Sarina, a high-level executive, recently left me an urgent voicemail message, “I am utterly exhausted and yet I wake up at 3 a.m. every night. My head starts spinning through my ‘to do’ list or the things I didn’t do well or the things I wish I had said. I try to go back to sleep but it’s a useless effort. I finally give up and get up, but it means another day of feeling tired. And I know I’m not doing my best work. Can mindful leadership training help?”
Sarina was suffering from what I call the 3 a.m. Wake-up Call from her brain. And she was asking if there was a way that mindful leadership training could “block the call.” Does this sound familiar to you? It certainly was something I struggled with for many years. No matter how hard I tried, I simply couldn’t make myself go back to sleep when my mind started racing. Little by little, my resiliency was lessening until it felt that I was using every bit of my energy just to make it through the day. I was always feeling tired. When I did manage a good night’s sleep, it was striking how much it changed my experience of the next day. I was not only more alert, I was more patient, clear and creative.
Learning to sleep well moved to the top of my list. I did not want to take sleeping pills. I needed a healthy, long-term solution. Thankfully, by this time I was deeply involved with the development of mindful leadership training, so I began to experiment with a simple practice each night. Little by little, I began to sleep more restfully and for longer periods of time. There are still times when that 3 a.m. call rings but I now know how to answer it in a healthy way.
If you are ready to sleep better, try these simple steps:
3 Mindful Steps to Better Sleep
1. Remove all smart phones, tablets and computers from your bedroom. They don’t belong there. Seeing an email or social media post just before bed, or knowing that distractions are only inches from your head, can fuel the busyness of your mind.
2. When you settle into bed, bring your attention to the feeling of your breath. Feel your breath stretching the muscles in your chest or belly, feel the release. This is not an invitation to think about your breath or control it. Just feel the sensations.
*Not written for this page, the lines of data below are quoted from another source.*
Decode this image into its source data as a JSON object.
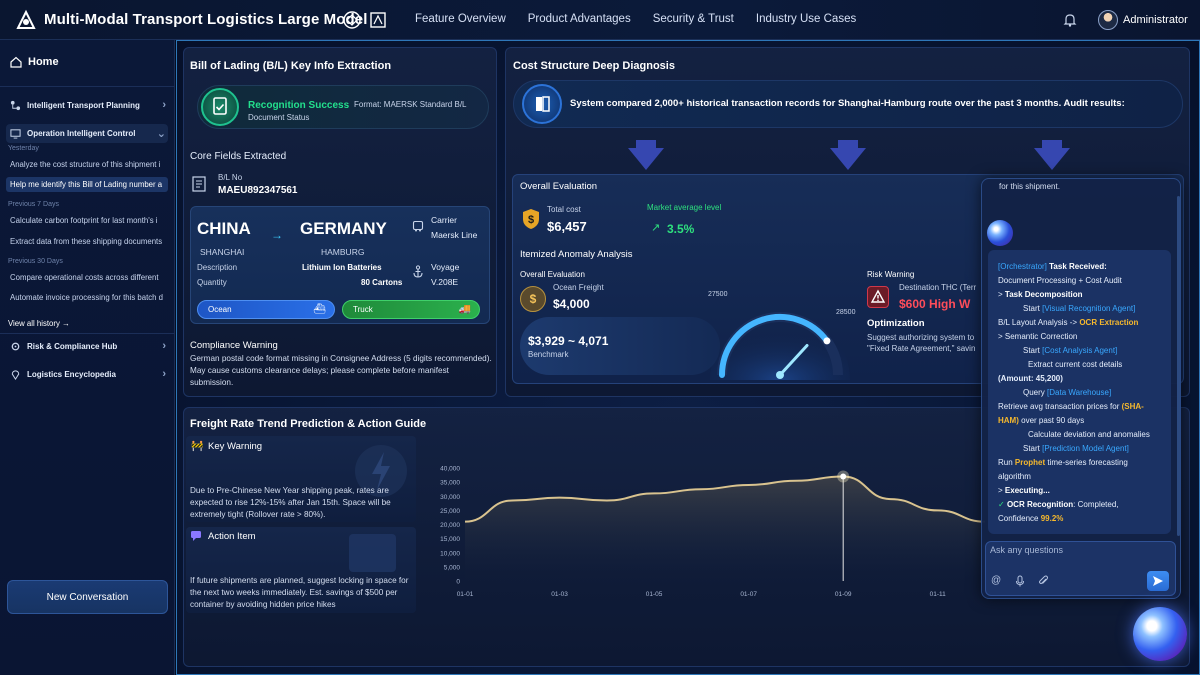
{
  "header": {
    "app_title": "Multi-Modal Transport Logistics Large Model",
    "nav": [
      "Feature Overview",
      "Product Advantages",
      "Security & Trust",
      "Industry Use Cases"
    ],
    "user_name": "Administrator"
  },
  "sidebar": {
    "home": "Home",
    "groups": {
      "transport": "Intelligent Transport Planning",
      "operation": "Operation Intelligent Control",
      "risk": "Risk & Compliance Hub",
      "encyclopedia": "Logistics Encyclopedia"
    },
    "sections": {
      "yesterday": "Yesterday",
      "prev7": "Previous 7 Days",
      "prev30": "Previous 30 Days"
    },
    "history": [
      "Analyze the cost structure of this shipment i",
      "Help me identify this Bill of Lading number a",
      "Calculate carbon footprint for last month's i",
      "Extract data from these shipping documents",
      "Compare operational costs across different",
      "Automate invoice processing for this batch d"
    ],
    "view_all": "View all history →",
    "new_conversation": "New Conversation"
  },
  "bl_panel": {
    "title": "Bill of Lading (B/L) Key Info Extraction",
    "status": "Recognition Success",
    "format": "Format: MAERSK Standard B/L",
    "status_label": "Document Status",
    "core_fields_title": "Core Fields Extracted",
    "bl_no_label": "B/L No",
    "bl_no": "MAEU892347561",
    "origin_country": "CHINA",
    "origin_city": "SHANGHAI",
    "dest_country": "GERMANY",
    "dest_city": "HAMBURG",
    "carrier_label": "Carrier",
    "carrier": "Maersk Line",
    "description_label": "Description",
    "description": "Lithium Ion Batteries",
    "quantity_label": "Quantity",
    "quantity": "80 Cartons",
    "voyage_label": "Voyage",
    "voyage": "V.208E",
    "mode_ocean": "Ocean",
    "mode_truck": "Truck",
    "compliance_title": "Compliance Warning",
    "compliance_text": "German postal code format missing in Consignee Address (5 digits recommended). May cause customs clearance delays; please complete before manifest submission."
  },
  "cost_panel": {
    "title": "Cost Structure Deep Diagnosis",
    "system_text": "System compared 2,000+ historical transaction records for Shanghai-Hamburg route over the past 3 months. Audit results:",
    "overall_title": "Overall Evaluation",
    "total_cost_label": "Total cost",
    "total_cost": "$6,457",
    "market_label": "Market average level",
    "market_arrow": "↗",
    "market_value": "3.5%",
    "itemized_title": "Itemized Anomaly Analysis",
    "itemized_overall": "Overall Evaluation",
    "ocean_freight_label": "Ocean Freight",
    "ocean_freight": "$4,000",
    "benchmark_value": "$3,929 ~ 4,071",
    "benchmark_label": "Benchmark",
    "gauge_min": "27500",
    "gauge_max": "28500",
    "gauge_level": 0.8,
    "risk_title": "Risk Warning",
    "risk_dest": "Destination THC (Terr",
    "risk_value": "$600 High W",
    "optimization_title": "Optimization",
    "optimization_text_1": "Suggest authorizing system to",
    "optimization_text_2": "\"Fixed Rate Agreement,\" savin"
  },
  "freight_panel": {
    "title": "Freight Rate Trend Prediction & Action Guide",
    "key_warning_title": "Key Warning",
    "key_warning_text": "Due to Pre-Chinese New Year shipping peak, rates are expected to rise 12%-15% after Jan 15th. Space will be extremely tight (Rollover rate > 80%).",
    "action_title": "Action Item",
    "action_text": "If future shipments are planned, suggest locking in space for the next two weeks immediately. Est. savings of $500 per container by avoiding hidden price hikes"
  },
  "chart_data": {
    "type": "area",
    "x": [
      "01-01",
      "01-02",
      "01-03",
      "01-04",
      "01-05",
      "01-06",
      "01-07",
      "01-08",
      "01-09",
      "01-10",
      "01-11",
      "01-12"
    ],
    "x_tick_labels": [
      "01-01",
      "01-03",
      "01-05",
      "01-07",
      "01-09",
      "01-11"
    ],
    "series": [
      {
        "values": [
          21000,
          28500,
          29500,
          28500,
          31000,
          32500,
          34000,
          35500,
          37000,
          29000,
          25000,
          21000
        ]
      }
    ],
    "ylim": [
      0,
      40000
    ],
    "y_ticks": [
      "40,000",
      "35,000",
      "30,000",
      "25,000",
      "20,000",
      "15,000",
      "10,000",
      "5,000",
      "0"
    ],
    "highlight_x": "01-09",
    "line_color": "#d9c38f",
    "grid": false
  },
  "chat": {
    "top_text": "for this shipment.",
    "input_placeholder": "Ask any questions",
    "lines": {
      "l1a": "[Orchestrator]",
      "l1b": " Task Received:",
      "l2": "Document Processing + Cost Audit",
      "l3a": "> ",
      "l3b": "Task Decomposition",
      "l4a": "Start ",
      "l4b": "[Visual Recognition Agent]",
      "l5a": "B/L Layout Analysis -> ",
      "l5b": "OCR Extraction",
      "l6": "> Semantic Correction",
      "l7a": "Start ",
      "l7b": "[Cost Analysis Agent]",
      "l8": "Extract current cost details",
      "l9": "(Amount: 45,200)",
      "l10a": "Query ",
      "l10b": "[Data Warehouse]",
      "l11a": "Retrieve avg transaction prices for ",
      "l11b": "(SHA-HAM)",
      "l12": " over past 90 days",
      "l13": "Calculate deviation and anomalies",
      "l14a": "Start ",
      "l14b": "[Prediction Model Agent]",
      "l15a": "Run ",
      "l15b": "Prophet",
      "l15c": " time-series forecasting algorithm",
      "l16a": "> ",
      "l16b": "Executing...",
      "l17a": "✓ ",
      "l17b": "OCR Recognition",
      "l17c": ": Completed,",
      "l18a": "Confidence ",
      "l18b": "99.2%"
    }
  }
}
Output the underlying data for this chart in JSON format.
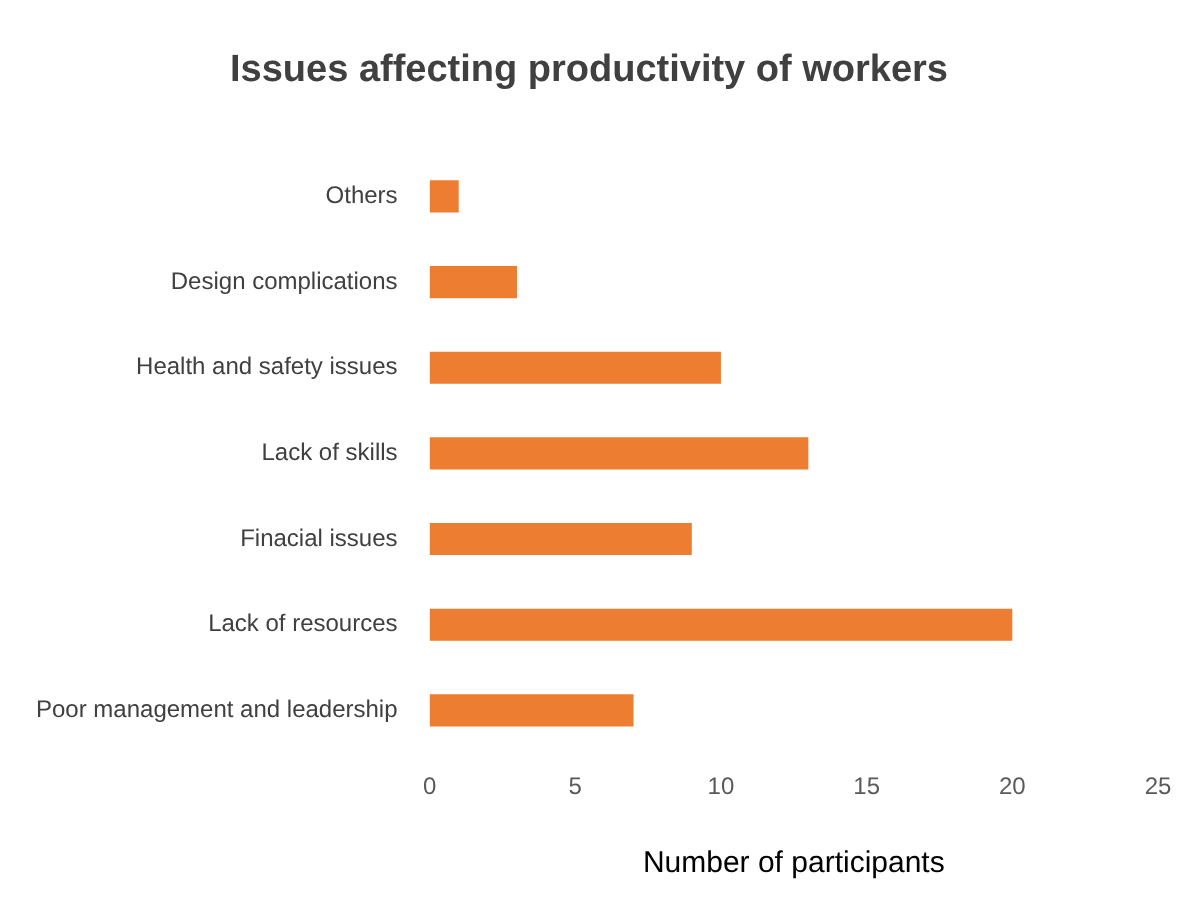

3. When your mind starts to get busy, bring your attention back to the sensations. Let the thought that pulled you away go for now and redirect your attention back to the gentle movements and sensations of your breath. It is important that you be patient with yourself. Redirecting your attention is simply part of the practice and it does not matter how often you need to redirect your attention. Just be intentional about letting the thinking go (for now). It is as if you are saying ‘not now’ to your thoughts and worries. Now is a time to sleep.
Be consistent with this practice, using it each night that your sleep is interrupted. It may take some time to train your mind in this way but the benefits for your health and happiness are worth it. Happy dreams!